In [10]:
# Importing the required libraries
import nltk 
from nltk.corpus import stopwords 
from nltk.tokenize import word_tokenize, sent_tokenize
from nltk.stem import PorterStemmer, WordNetLemmatizer
from nltk.corpus import wordnet
import re
import numpy as np
from numpy.linalg import norm

# Demonstration on a test case:
Initializing the instructor's template and student's answer:

In [52]:
ideal = "The Mughal Empire was founded by Babur, a Central Asian ruler, who reigned from 1526–1530. He descended from the Turco-Mongol conqueror Timur on his father's side, and from Genghis Khan on his mother's side."
attempt = "The Mughal Empire was founded by Babur, an Asian ruler, who reigned till 1530. He descended from Timur on his father's side, and from Genghis Khan on his mother's side."
print(ideal)
print(attempt)

The Mughal Empire was founded by Babur, a Central Asian ruler, who reigned from 1526–1530. He descended from the Turco-Mongol conqueror Timur on his father's side, and from Genghis Khan on his mother's side.
The Mughal Empire was founded by Babur, an Asian ruler, who reigned till 1530. He descended from Timur on his father's side, and from Genghis Khan on his mother's side.


The instructor's template string is used here to demonstrate the processing techniques that are implemented in our model

Using Regex to first make a list of numbers in the best answer

In [11]:
numbers = re.sub("\D"," ",ideal).split() # Identifies and lists the occurrences of numbericals in the sentences
print(numbers)

['1526', '1530']


### Tokenization

Sentence Tokenization

In [12]:
sentences = nltk.sent_tokenize(ideal) # Seperates the sentences in the given string
for sentence in sentences:
    print(sentence)
    print()

The Mughal Empire was founded by Babur, a Central Asian ruler, who reigned from 1526–1530.

He descended from the Turco-Mongol conqueror Timur on his father's side, and from Genghis Khan on his mother's side.



Word Tokenizing using Regex

In [13]:
word_list = []
for sentence in sentences:
    words = re.sub("[^a-zA-Z]"," ",sentence).split()
    print(words)
    print()
    word_list.extend(words)

['The', 'Mughal', 'Empire', 'was', 'founded', 'by', 'Babur', 'a', 'Central', 'Asian', 'ruler', 'who', 'reigned', 'from']

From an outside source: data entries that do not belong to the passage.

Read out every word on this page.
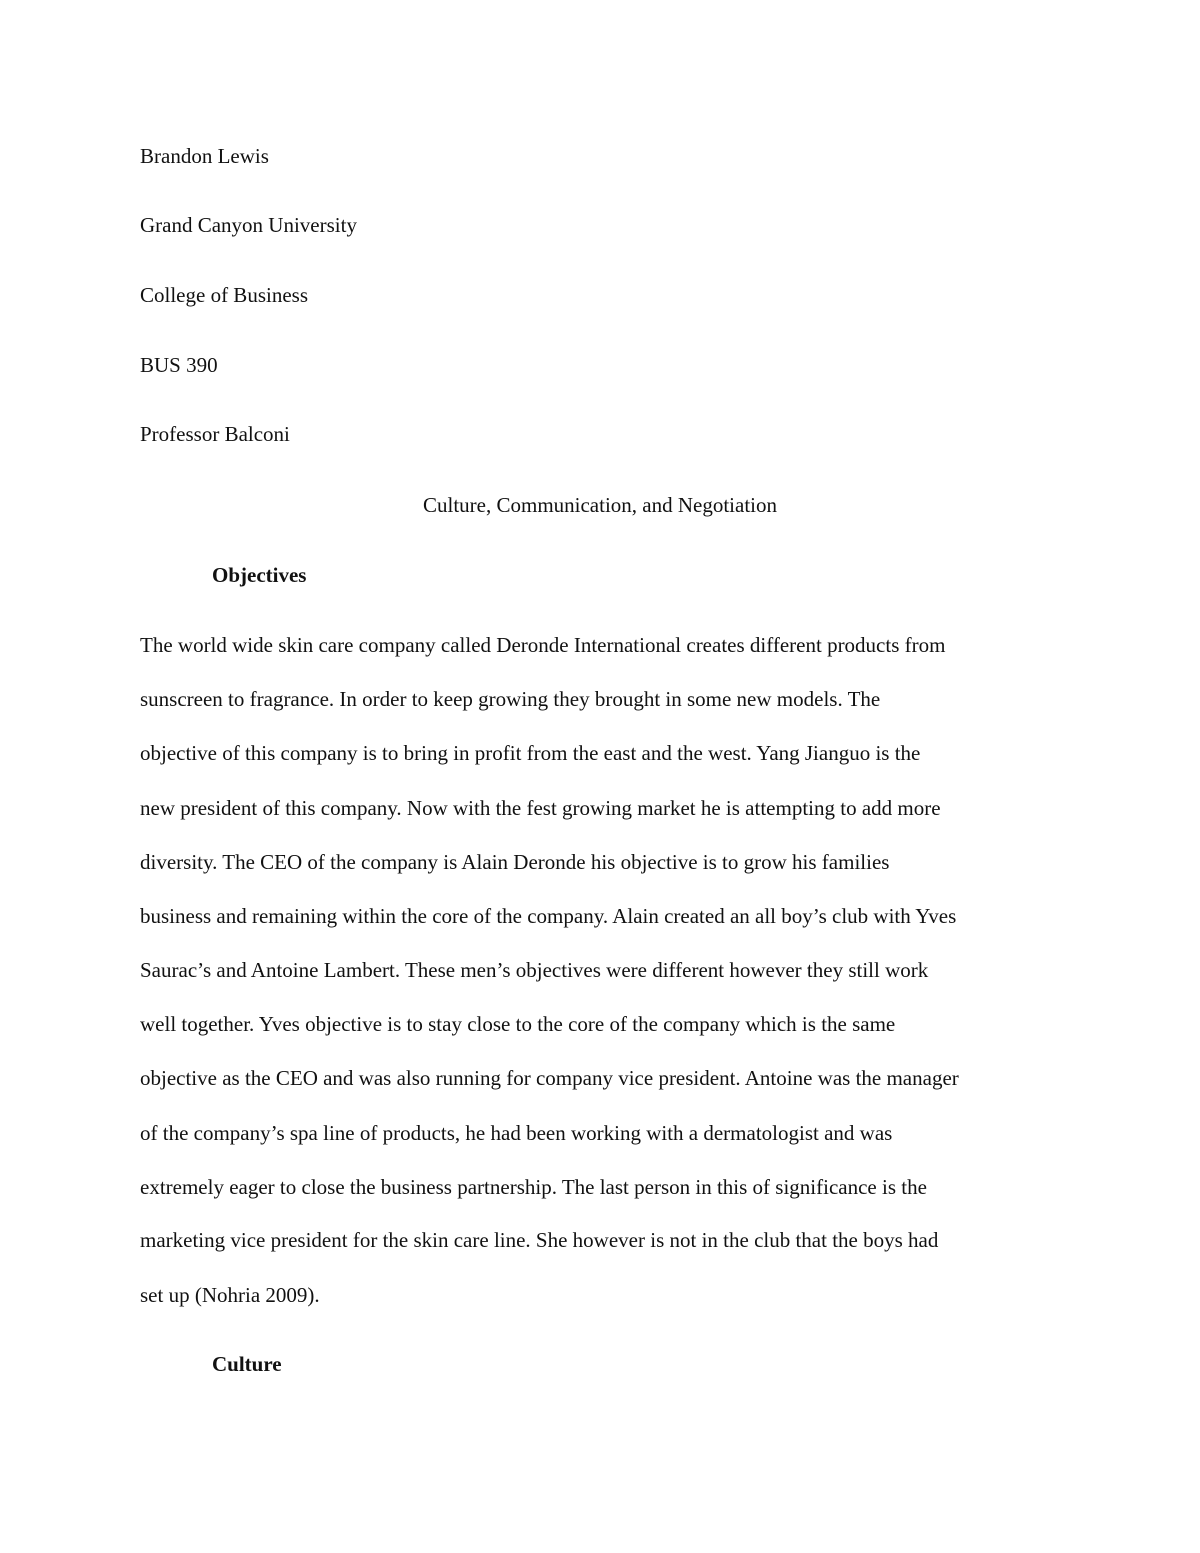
Brandon Lewis
Grand Canyon University
College of Business
BUS 390
Professor Balconi
Culture, Communication, and Negotiation
Objectives
The world wide skin care company called Deronde International creates different products from
sunscreen to fragrance. In order to keep growing they brought in some new models. The
objective of this company is to bring in profit from the east and the west. Yang Jianguo is the
new president of this company. Now with the fest growing market he is attempting to add more
diversity. The CEO of the company is Alain Deronde his objective is to grow his families
business and remaining within the core of the company. Alain created an all boy’s club with Yves
Saurac’s and Antoine Lambert. These men’s objectives were different however they still work
well together. Yves objective is to stay close to the core of the company which is the same
objective as the CEO and was also running for company vice president. Antoine was the manager
of the company’s spa line of products, he had been working with a dermatologist and was
extremely eager to close the business partnership. The last person in this of significance is the
marketing vice president for the skin care line. She however is not in the club that the boys had
set up (Nohria 2009).
Culture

['He', 'descended', 'from', 'the', 'Turco', 'Mongol', 'conqueror', 'Timur', 'on', 'his', 'father', 's', 'side', 'and', 'from', 'Genghis', 'Khan', 'on', 'his', 'mother', 's', 'side']



In [14]:
# nltk.download('stopwords') # Uncomment and run if 'stopwords' is not downloaded previously

[nltk_data] Downloading package stopwords to
[nltk_data]     C:\Users\Sriram\AppData\Roaming\nltk_data...
[nltk_data]   Unzipping corpora\stopwords.zip.


True

In [47]:
# Stop words Removal

word_list = [word for word in word_list if word not in set(stopwords.words('english'))]
print(word_list)

['The', 'Mughal', 'Empire', 'founded', 'Babur', 'Central', 'Asian', 'ruler', 'reigned', 'He', 'descended', 'Turco', 'Mongol', 'conqueror', 'Timur', 'father', 'side', 'Genghis', 'Khan', 'mother', 'side']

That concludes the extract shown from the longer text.